Wangi dari bumbu rempah yang dimasak, langsung memenuhi rongga hidungku. Semakin aku jalan ke belakang, semakin tercium aroma yang sangat menggugah selera.
"Masak apa, Bi?" tegurku saat sudah ada di dapur.
"Masak bebek ungkep. Non Rachel sangat suka kalau dulu Bibi masak kayak gini. Padahal pedes," katanya seraya tersenyum mengingat masa kecilku.
"Hmm, pantes, wanginya langsung bikin laper," kataku.
"Sebentar lagi masak. Biar empuk dulu. Bibik juga masak pecak lele," kata Bi Lasmi.
"Nggak papa Bi. Becanda aja tadi. Bik, kamar Rachel dimana?" tanyaku.
"Yang di sebelah kamar Eyang," jawabnya.
Bi Lasmi mengambil satu sendok kecil untuk mencicipi kuah masakannya.
"Ya udah, Rachel istirahat sebentar, ya Bi."
"Iya. Udah sana. Nanti kalau sudah selesai semua, Bibi panggil," katanya.
Aku pun kembali lagi ke ruang tamu. Sampai di ruang tamu, aku tak melihat Mas Mondi. Hanya ada koper dan tas kami saja.
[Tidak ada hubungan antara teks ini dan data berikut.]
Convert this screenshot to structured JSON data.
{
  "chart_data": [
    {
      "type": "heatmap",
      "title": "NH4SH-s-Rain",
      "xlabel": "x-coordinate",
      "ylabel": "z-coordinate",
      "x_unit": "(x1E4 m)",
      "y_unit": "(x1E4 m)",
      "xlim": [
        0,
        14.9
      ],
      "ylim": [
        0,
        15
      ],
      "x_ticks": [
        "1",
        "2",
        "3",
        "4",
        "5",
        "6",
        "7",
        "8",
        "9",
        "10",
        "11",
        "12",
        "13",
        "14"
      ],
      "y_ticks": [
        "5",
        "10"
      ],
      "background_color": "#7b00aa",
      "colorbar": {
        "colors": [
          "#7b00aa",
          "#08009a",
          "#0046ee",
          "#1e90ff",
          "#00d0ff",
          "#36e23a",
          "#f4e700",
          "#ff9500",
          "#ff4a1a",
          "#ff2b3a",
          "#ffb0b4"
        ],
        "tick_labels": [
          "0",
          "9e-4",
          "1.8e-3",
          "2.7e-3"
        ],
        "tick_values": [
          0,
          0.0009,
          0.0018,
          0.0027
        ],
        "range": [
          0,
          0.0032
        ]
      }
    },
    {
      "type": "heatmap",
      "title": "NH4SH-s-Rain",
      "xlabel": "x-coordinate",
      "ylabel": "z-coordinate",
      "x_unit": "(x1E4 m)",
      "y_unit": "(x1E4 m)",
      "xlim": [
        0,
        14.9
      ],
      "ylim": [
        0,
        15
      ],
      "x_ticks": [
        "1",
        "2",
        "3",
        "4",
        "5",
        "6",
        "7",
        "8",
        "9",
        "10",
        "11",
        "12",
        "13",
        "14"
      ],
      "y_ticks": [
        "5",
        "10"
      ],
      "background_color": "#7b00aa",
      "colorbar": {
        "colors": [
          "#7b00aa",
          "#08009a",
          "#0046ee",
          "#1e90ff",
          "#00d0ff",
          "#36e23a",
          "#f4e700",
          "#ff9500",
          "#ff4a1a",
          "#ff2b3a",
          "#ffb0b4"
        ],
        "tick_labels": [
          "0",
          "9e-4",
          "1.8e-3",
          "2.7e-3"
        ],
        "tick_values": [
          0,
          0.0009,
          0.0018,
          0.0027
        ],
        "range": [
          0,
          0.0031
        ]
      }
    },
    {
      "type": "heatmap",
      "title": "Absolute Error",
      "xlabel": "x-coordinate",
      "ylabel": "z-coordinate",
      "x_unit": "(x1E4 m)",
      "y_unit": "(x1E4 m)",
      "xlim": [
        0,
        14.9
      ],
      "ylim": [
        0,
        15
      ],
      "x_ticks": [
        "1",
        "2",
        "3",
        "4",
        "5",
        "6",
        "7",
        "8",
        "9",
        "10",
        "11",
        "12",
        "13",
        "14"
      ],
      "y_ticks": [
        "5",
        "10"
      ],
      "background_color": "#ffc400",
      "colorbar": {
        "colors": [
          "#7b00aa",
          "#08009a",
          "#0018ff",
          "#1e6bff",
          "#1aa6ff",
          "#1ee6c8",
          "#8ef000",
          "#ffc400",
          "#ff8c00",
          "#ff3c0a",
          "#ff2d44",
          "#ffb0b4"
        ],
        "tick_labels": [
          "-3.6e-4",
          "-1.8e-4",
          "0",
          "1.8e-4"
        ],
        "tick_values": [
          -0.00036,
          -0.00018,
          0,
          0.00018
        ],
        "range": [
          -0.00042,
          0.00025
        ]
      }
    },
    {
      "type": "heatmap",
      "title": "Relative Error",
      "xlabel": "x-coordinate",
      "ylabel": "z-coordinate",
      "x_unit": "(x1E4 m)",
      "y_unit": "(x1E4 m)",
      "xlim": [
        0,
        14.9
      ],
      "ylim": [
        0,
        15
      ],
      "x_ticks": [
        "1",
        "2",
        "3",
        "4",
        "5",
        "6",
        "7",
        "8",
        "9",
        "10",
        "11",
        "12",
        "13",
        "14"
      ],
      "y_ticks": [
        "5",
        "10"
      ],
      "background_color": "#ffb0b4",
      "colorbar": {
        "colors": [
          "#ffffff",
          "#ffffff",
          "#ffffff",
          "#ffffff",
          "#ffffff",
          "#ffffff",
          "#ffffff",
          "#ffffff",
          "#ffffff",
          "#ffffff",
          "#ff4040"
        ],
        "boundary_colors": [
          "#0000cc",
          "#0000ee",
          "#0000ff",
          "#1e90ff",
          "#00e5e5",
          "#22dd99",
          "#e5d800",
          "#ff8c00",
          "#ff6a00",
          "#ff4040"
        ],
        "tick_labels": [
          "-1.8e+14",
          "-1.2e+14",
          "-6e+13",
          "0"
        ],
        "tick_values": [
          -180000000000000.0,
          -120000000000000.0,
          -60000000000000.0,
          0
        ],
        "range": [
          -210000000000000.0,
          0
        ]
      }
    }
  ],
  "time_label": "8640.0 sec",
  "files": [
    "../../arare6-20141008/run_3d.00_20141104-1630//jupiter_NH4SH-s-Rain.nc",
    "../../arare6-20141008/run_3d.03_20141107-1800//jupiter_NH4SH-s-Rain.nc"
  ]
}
Aku segera keluar untuk mencarinya.
Kuedarkan pandangan, tapi aku tak melihatnya.
Mataku menangkap seorang anak kecil perempuan yang bermain dengan riang. Manis sekali. Dia seperti sedang mengejar-ngejar bebek. Tawanya sangat renyah. Pasti itu bebek Eyang yang keluar dari kandang. Dimana kandang bebek Eyang ya? Kok aku tak mendengar suara riuhnya. Juga tak ada tercium aroma tak sedap, yang biasanya timbul kalau ada peternakan dekat rumah.
"Adek!" Aku memanggil anak itu seraya mendekatinya. Mungkin dia bisa menjadi temanku yang pertama di sini.
Dengan riang aku mendekati anak itu yang jongkok sambil bernyanyi karena berhasil menangkap bebek yang sedari tadi di kejarnya. Aku memang suka dengan anak kecil.
"Dek," kataku sambil jongkok juga di sebelahnya.
"PERGI DARI SINI!" Dia tiba-tiba berteriak. Suaranya sangat besar, bukan seperti suara anak kecil.
Aku langsung terjengkang ke belakang melihat anak itu berbalik. Bola matanya putih semua, giginya juga hitam keseluruhan. Suaranya sangat mengerikan.
Aku berusaha untuk bangkit, dan terus berlari ingin masuk lagi ke rumah. Namun, belum lagi aku sampai ke teras rumah Eyang, aku melihat Mas Mondi.
Dengan nafas tersengal, dan tubuh agak gemetar, aku berdiri untuk memastikan kalau itu adalah Mas Mondi. Benar, itu Mas Mondi yang ngobrol dengan seseorang.
Aku melihat ke tempat anak itu lagi, tak ada lagi sosoknya di situ. Siapa anak itu? Dia mengingatkan diriku akan mimpi buruk waktu itu.
Aku mengatur nafas terlebih dahulu agar kembali normal. Kuelus perutku lembut, syukurlah, aku tak merasakan sakit di bagian perutku.
Setelah bisa bernafas dengan normal lagi, aku menghampiri Mas Mondi.
"Mas!" Ketika sudah mau dekat, aku memanggilnya.
Mas Mondi dan Bapak yang mengobrolnya melihatku, Bapak itu langsung pergi begitu saja. Seolah-olah tak suka aku datang. Aneh.
"Siapa itu, Mas?" tanyaku.
"Pak Sugeng. Katanya tukang kebun, sekalian mengurus ternak bebek sama ternak lele Eyang," jawab Mas Mondi.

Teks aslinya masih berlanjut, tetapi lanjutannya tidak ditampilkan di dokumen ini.